In veel gedichten van Kopland komen dieren voor. Paarden, koeien, vogels, honden, katten. Wie over dieren dicht komt vroeg of laat bij God uit. Niet eens via dat verloren paradijs, maar via de dramatische spanningsboog, de Shakespeareaanse thematiek: wie enerzijds vanuit de mens afdaalt naar de dieren, zal anderzijds vanuit de mens moeten opstijgen naar de goden. Ik wil een andere dichter ter sprake brengen.
Ted Hughes.
Er is iets vreemds aan de hand met deze dichter. Hij is geboren in 1930, dus vier jaar ouder dan Kopland, leeftijdgenoot bijna. In Engeland Poet Laureate. Zijn gedichten verschijnen bij de beroemde uitgeverij Faber and Faber waar hij, zo werd mij verzekerd door een andere F&F-dichter, Oliver Reynolds, als een paradepaard wordt gezien. Maar hier lijkt Ted Hughes nauwelijks bekend. Dat wil zeggen, iedereen weet dat hij met Sylvia Plath is getrouwd, maar zijn gedichten zijn in het Nederlands pruimemondjesmaat vertaald en een fatsoenlijk artikel is bij mijn weten nauwelijks te vinden.
| |
| |
Ted Hughes is geboren in Mytholmroyd in de Yorkshire Pennines, in een vallei die wordt beschreven als een smalle corridor tussen steile bergwanden met aan de ene zijde de industriesteden en aan de andere zijde de moerassen. Het kan niet anders of zijn vroege leven, verdeeld tussen de stadsjongens, kinderen van kompels en spoorwegmensen enerzijds, en de dieren en de natuur van de boerderijen en de bossen anderzijds, heeft een grote invloed gehad op zijn poëzie. Zijn vroege gedichten, met name The hawk in the rain en Lupercal bevatten beschrijvingen van dieren, zo precies dat Hughes grote kennis van deze dieren moet hebben gehad. De tastbare fysieke werkelijkheid dus. Of hij die ook objectief beschrijft, zoals Kopland als eis stelt, valt te bezien. Natuurlijk doet Hughes meer dan alleen beschrijven, hij is een modern dichter.
Hughes maakt een zeer geraffineerd gebruik van de ‘hyperbool’ de overdrijving om sterke gevoelens uit te drukken. Als van de bundel The hawk in the rain het thema omschreven kan worden als: de mens in zijn relatie tot de dieren, de natuur, het weer, de sterfelijkheid, dan gaat het vaak om uitersten. De mens wordt in de gedichten vaak overweldigd.

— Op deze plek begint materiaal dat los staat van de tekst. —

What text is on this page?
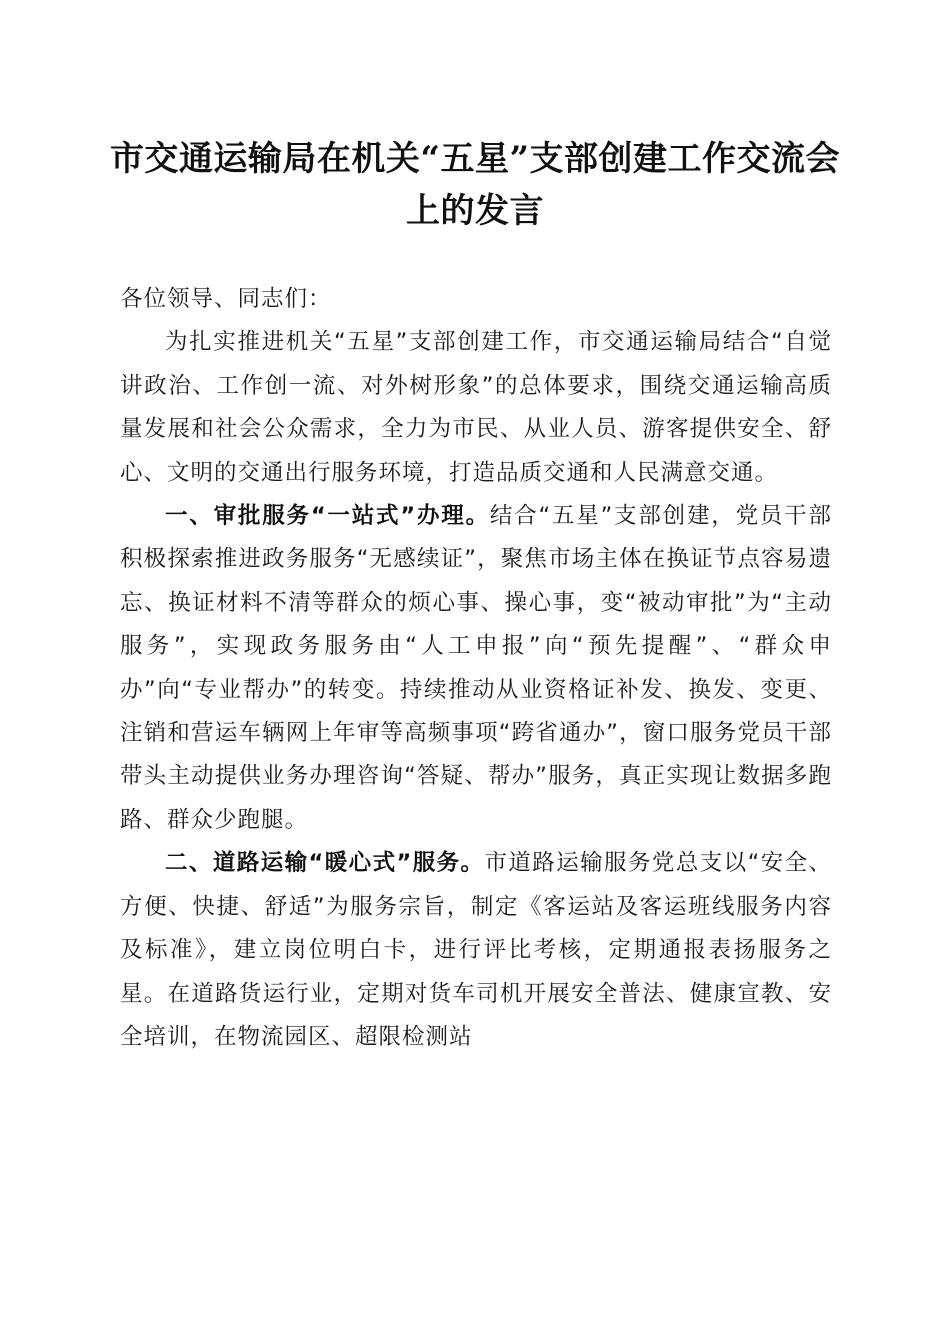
市交通运输局在机关“五星”支部创建工作交流会上的发言

各位领导、同志们：

为扎实推进机关“五星”支部创建工作，市交通运输局结合“自觉讲政治、工作创一流、对外树形象”的总体要求，围绕交通运输高质量发展和社会公众需求，全力为市民、从业人员、游客提供安全、舒心、文明的交通出行服务环境，打造品质交通和人民满意交通。

一、审批服务“一站式”办理。结合“五星”支部创建，党员干部积极探索推进政务服务“无感续证”，聚焦市场主体在换证节点容易遗忘、换证材料不清等群众的烦心事、操心事，变“被动审批”为“主动服务”，实现政务服务由“人工申报”向“预先提醒”、“群众申办”向“专业帮办”的转变。持续推动从业资格证补发、换发、变更、注销和营运车辆网上年审等高频事项“跨省通办”，窗口服务党员干部带头主动提供业务办理咨询“答疑、帮办”服务，真正实现让数据多跑路、群众少跑腿。

二、道路运输“暖心式”服务。市道路运输服务党总支以“安全、方便、快捷、舒适”为服务宗旨，制定《客运站及客运班线服务内容及标准》，建立岗位明白卡，进行评比考核，定期通报表扬服务之星。在道路货运行业，定期对货车司机开展安全普法、健康宣教、安全培训，在物流园区、超限检测站
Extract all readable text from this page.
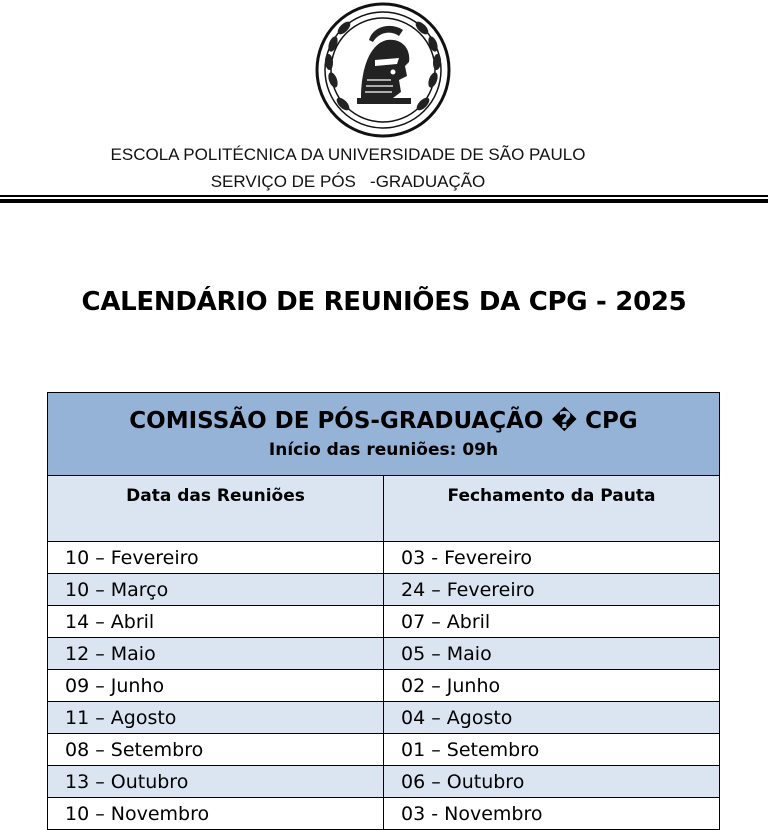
ESCOLA POLITÉCNICA DA UNIVERSIDADE DE SÃO PAULO
SERVIÇO DE PÓS   -GRADUAÇÃO
CALENDÁRIO DE REUNIÕES DA CPG - 2025
COMISSÃO DE PÓS-GRADUAÇÃO � CPG
Início das reuniões: 09h	

Data das Reuniões	Fechamento da Pauta
10 – Fevereiro	03 - Fevereiro
10 – Março	24 – Fevereiro
14 – Abril	07 – Abril
12 – Maio	05 – Maio
09 – Junho	02 – Junho
11 – Agosto	04 – Agosto
08 – Setembro	01 – Setembro
13 – Outubro	06 – Outubro
10 – Novembro	03 - Novembro
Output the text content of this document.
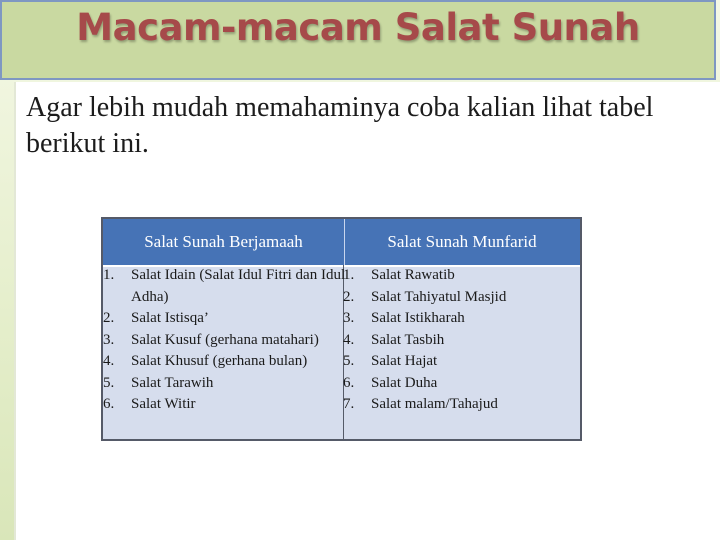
Macam-macam Salat Sunah
Agar lebih mudah memahaminya coba kalian lihat tabel berikut ini.
Salat Sunah Berjamaah	Salat Sunah Munfarid
1. Salat Idain (Salat Idul Fitri dan Idul Adha)
2. Salat Istisqa’
3. Salat Kusuf (gerhana matahari)
4. Salat Khusuf (gerhana bulan)
5. Salat Tarawih
6. Salat Witir
1. Salat Rawatib
2. Salat Tahiyatul Masjid
3. Salat Istikharah
4. Salat Tasbih
5. Salat Hajat
6. Salat Duha
7. Salat malam/Tahajud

Een tweede element van Hughes is het streven naar een bijzondere taal. Zelf zegt hij: ‘Some sort of language or set of sounds I can hear going on in the bottom of my mind, that's not quite English and not quite music. It's probably some sort of forgotten inherited language.’ Met dit soort taal en met een groot gevoel voor sterke beelden maakt hij gedichten die hij in Poetry in the making omschrijft als: ‘This is hunting and the poem is a new species of creature, a new specimen of the life outside your own.’
Dit lijkt op ‘het gedicht als ding’ wat we kennen van Faverey en Kouwenaar en ook van Kopland. Je zou op basis van zulke uitspraken denken dat ook hij streeft naar het gedicht als deel van de werkelijkheid om ons heen. Of zijn gedichten ook autonoom zijn, niet meer verwijzen naar die werkelijkheid, is de vraag. Hij beschrijft immers wel degelijk delen van de werkelijkheid. Daarom een derde kenmerk. Hughes schrijft over de mens en de natuur. De natuur wordt ook gebruikt om de gevoelens van de mens te beschrijven. Keith Sagar, Hughes-specialist: ‘Ted Hughes is, of course, no philosopher. What we are primarily interested in is not the meanings themselves, as they can be paraphrased, but the new relationship between these perennial meanings and the raw materials - the world, experience, language. It is symbolism which most potently makes these new connections. The symbol has a foot in each world, one in the world of experience, one in the world of meanings.’ Is dit dan een Engelse Nijhoff? Geen werke- | |
| |
lijk symbolistische dichter want bij Hughes is geen sprake van een verwerpen van de realiteit ten gunste van een hogere waarheid, een wereld achter de werkelijkheid, maar wel een druk gebruik van veel wat de symbolisten hebben nagelaten. Nijhoff is uiteraard een voor de hand liggende naam bij een dichter die zo veel aan Eliot te danken heeft.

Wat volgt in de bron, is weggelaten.